Steven Zallian‘s All The King’s Men, a reputedly feisty political melodrama with Sean Penn in the lead role, will be first out of the gate on 9.22.
Sofia Coppola‘s Marie-Antoinette, which I hated after seeing in Cannes (although I respected the craft and discipline that went into making it) opens on 10.20. It’s probably a lock to land the same kind of tech Oscars that Memoirs of a Geisha wound up with last March.
The heart/relationship flick of uncertain strength (i.e., the halfer) is Ryan Murphy‘s R-rated Running with Scissors (10.11), about a young man’s tumultuous relationship with his self-centered, bipolar mom (Annette Bening).
The first full-on relationship flick (i.e., one with a clever-cat stylistic approach) is Mark Forster‘s Stranger Than Fiction (11.10).

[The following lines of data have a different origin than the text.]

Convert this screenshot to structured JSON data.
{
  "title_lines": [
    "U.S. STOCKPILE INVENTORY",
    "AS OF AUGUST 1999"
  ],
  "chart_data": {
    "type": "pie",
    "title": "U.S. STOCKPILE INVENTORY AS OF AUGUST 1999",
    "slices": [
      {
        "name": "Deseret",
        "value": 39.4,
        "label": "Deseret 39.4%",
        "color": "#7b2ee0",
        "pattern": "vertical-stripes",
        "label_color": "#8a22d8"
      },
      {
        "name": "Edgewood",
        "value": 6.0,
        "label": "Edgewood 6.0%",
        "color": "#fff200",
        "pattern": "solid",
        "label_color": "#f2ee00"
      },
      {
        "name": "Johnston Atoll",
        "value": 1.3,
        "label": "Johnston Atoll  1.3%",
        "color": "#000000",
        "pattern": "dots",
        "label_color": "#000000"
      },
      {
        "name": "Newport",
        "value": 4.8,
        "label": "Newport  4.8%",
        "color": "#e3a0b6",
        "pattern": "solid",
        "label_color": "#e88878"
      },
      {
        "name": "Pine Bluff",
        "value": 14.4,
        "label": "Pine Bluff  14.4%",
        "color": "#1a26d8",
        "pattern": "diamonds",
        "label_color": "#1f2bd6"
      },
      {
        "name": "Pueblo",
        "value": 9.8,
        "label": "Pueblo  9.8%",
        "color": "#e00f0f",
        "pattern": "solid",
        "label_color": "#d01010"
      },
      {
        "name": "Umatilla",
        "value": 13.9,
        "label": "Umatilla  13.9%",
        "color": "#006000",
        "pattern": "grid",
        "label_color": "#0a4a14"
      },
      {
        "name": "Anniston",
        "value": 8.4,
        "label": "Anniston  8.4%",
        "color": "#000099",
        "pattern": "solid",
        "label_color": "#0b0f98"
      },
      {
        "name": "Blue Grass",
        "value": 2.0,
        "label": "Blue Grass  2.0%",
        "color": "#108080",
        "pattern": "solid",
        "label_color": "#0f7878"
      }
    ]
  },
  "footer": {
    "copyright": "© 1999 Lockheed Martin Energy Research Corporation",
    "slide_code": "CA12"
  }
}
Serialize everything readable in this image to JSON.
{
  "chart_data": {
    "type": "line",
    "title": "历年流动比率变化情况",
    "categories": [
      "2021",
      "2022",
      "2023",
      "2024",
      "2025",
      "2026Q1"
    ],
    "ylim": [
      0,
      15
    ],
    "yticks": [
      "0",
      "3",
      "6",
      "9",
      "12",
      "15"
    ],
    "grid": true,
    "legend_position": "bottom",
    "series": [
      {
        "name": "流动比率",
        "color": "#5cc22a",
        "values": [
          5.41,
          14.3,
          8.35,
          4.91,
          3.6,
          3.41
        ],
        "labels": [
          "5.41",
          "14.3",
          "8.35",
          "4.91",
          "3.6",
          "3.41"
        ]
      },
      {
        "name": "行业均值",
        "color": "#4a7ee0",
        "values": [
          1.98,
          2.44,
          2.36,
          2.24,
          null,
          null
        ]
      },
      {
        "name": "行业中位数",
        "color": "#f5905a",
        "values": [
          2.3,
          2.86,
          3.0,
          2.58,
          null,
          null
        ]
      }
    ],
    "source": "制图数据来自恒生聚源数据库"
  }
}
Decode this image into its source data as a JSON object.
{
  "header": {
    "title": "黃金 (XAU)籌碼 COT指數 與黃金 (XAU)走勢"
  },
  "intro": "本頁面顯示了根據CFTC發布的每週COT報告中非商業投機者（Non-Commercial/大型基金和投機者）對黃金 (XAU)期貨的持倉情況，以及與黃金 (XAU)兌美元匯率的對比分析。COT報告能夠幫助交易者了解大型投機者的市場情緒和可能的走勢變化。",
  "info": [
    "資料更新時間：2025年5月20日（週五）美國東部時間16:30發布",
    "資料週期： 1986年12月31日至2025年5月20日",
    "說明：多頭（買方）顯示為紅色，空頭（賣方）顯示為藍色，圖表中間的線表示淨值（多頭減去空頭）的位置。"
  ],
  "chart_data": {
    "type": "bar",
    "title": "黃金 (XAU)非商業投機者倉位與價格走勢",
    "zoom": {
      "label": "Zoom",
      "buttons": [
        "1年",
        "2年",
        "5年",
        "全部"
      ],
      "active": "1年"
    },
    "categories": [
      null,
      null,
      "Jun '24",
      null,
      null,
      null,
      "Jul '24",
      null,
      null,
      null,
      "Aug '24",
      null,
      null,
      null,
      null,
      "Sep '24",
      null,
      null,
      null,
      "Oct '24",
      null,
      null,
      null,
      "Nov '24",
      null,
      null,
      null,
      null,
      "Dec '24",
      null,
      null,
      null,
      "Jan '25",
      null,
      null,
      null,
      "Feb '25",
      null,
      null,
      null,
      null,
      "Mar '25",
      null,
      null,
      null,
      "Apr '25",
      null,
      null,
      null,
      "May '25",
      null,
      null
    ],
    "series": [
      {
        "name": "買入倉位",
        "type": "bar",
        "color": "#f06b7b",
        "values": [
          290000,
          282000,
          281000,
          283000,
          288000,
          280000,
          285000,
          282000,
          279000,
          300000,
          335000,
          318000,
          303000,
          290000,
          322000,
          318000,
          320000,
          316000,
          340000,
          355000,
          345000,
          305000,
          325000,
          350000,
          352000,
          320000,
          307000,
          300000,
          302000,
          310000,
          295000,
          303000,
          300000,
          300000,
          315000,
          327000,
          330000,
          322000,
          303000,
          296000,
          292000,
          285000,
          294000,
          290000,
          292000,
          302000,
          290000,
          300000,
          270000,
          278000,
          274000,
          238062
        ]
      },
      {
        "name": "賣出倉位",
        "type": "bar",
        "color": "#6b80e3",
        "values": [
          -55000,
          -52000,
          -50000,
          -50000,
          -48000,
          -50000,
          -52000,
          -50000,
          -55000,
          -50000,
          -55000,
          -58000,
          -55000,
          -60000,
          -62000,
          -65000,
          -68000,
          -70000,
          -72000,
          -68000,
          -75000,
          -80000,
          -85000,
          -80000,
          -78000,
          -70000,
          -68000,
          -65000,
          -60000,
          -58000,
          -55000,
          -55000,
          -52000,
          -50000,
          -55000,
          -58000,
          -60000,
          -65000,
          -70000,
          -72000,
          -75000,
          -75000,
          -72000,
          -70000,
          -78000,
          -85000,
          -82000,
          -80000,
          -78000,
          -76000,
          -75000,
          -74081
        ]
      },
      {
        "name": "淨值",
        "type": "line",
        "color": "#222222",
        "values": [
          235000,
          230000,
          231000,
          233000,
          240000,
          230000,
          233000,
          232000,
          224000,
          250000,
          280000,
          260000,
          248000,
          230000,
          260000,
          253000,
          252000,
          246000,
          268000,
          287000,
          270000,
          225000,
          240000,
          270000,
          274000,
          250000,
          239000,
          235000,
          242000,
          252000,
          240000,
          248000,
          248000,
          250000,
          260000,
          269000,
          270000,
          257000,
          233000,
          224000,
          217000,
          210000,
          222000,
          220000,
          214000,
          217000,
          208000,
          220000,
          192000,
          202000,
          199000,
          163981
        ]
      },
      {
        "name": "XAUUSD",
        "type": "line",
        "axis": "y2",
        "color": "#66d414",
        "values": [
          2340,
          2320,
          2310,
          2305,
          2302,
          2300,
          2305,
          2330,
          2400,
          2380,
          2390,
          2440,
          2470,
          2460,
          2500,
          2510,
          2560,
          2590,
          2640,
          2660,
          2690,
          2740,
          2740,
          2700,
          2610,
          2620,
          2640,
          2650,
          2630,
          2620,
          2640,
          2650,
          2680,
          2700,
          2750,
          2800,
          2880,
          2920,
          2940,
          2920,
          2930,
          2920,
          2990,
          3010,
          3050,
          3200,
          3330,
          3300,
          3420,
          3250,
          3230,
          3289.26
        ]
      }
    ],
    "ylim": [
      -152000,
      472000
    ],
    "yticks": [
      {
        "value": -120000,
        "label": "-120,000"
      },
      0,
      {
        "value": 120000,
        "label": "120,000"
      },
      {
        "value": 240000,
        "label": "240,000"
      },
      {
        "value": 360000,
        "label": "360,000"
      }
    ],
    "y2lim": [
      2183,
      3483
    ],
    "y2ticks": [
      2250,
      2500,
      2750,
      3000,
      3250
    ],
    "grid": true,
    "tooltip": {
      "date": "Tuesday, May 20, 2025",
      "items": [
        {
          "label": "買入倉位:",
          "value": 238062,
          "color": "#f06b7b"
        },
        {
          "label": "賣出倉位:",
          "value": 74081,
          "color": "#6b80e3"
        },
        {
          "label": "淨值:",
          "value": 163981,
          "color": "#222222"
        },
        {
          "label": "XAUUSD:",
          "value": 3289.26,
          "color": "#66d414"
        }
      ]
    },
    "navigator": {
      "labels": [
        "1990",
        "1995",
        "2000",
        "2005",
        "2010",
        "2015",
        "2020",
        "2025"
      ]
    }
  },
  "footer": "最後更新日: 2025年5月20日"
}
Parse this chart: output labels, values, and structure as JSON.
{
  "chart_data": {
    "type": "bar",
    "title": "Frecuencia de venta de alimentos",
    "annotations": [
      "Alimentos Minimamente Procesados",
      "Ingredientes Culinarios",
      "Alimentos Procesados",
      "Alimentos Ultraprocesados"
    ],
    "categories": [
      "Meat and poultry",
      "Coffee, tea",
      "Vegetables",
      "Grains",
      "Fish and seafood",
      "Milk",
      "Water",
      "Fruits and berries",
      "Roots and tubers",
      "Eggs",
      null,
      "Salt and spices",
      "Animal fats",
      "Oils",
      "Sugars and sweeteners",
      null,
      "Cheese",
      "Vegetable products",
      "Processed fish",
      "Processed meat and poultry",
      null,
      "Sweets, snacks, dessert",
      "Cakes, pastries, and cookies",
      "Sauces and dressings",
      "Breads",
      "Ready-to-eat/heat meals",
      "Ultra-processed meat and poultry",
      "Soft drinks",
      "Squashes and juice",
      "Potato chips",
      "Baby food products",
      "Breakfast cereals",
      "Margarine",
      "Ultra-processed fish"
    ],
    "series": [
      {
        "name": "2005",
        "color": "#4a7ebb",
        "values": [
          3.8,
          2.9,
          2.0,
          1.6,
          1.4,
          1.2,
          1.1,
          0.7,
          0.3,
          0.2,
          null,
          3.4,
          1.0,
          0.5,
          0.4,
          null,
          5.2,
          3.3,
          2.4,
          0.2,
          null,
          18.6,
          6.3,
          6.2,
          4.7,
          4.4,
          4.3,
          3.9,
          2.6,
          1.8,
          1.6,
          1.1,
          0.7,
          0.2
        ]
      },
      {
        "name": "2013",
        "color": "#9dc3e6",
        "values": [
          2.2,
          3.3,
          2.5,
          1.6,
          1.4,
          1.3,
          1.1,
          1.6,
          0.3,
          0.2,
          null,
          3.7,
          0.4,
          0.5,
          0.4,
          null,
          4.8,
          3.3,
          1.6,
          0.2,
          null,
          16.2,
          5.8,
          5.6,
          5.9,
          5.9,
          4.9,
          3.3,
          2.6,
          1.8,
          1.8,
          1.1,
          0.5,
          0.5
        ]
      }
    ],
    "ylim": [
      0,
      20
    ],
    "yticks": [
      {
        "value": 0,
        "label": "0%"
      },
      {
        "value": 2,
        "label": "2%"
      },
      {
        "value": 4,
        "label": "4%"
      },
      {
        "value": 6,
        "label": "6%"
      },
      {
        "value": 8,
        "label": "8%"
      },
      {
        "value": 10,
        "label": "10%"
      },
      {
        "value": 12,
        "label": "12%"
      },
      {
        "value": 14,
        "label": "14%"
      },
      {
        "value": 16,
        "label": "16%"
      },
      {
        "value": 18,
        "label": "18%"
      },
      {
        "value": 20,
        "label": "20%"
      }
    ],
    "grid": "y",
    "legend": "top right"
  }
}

I tried reading Zach Helm ‘s script last year and found it clever (maybe too clever), but I’ve been told by someone who’s seen it that it plays quite nicely. The cast includes Will Ferrell, Emma Thompson, Maggie Gyllenhaal, Queen Latifah and Dustin Hoffman.
On 11.24 The Holiday , a relationship drama written and directed by Something’s Got to Give‘s Nancy Meyers, will open with a cool-sounding cast (Cameron Diaz, Kate Winslet, Jude Law, Jack Black, Ed Burns) and a story about a kind of swap deal — an American girl (Diaz) with relationship woes and a British woman (Winslet) going through the same shit.
The last entry in the heart-relationship cavalcade is Gabriele Muccino‘s The Pursuit of Happyness (12.15), a father-son relationship drama with Will Smith as a beleagured dad.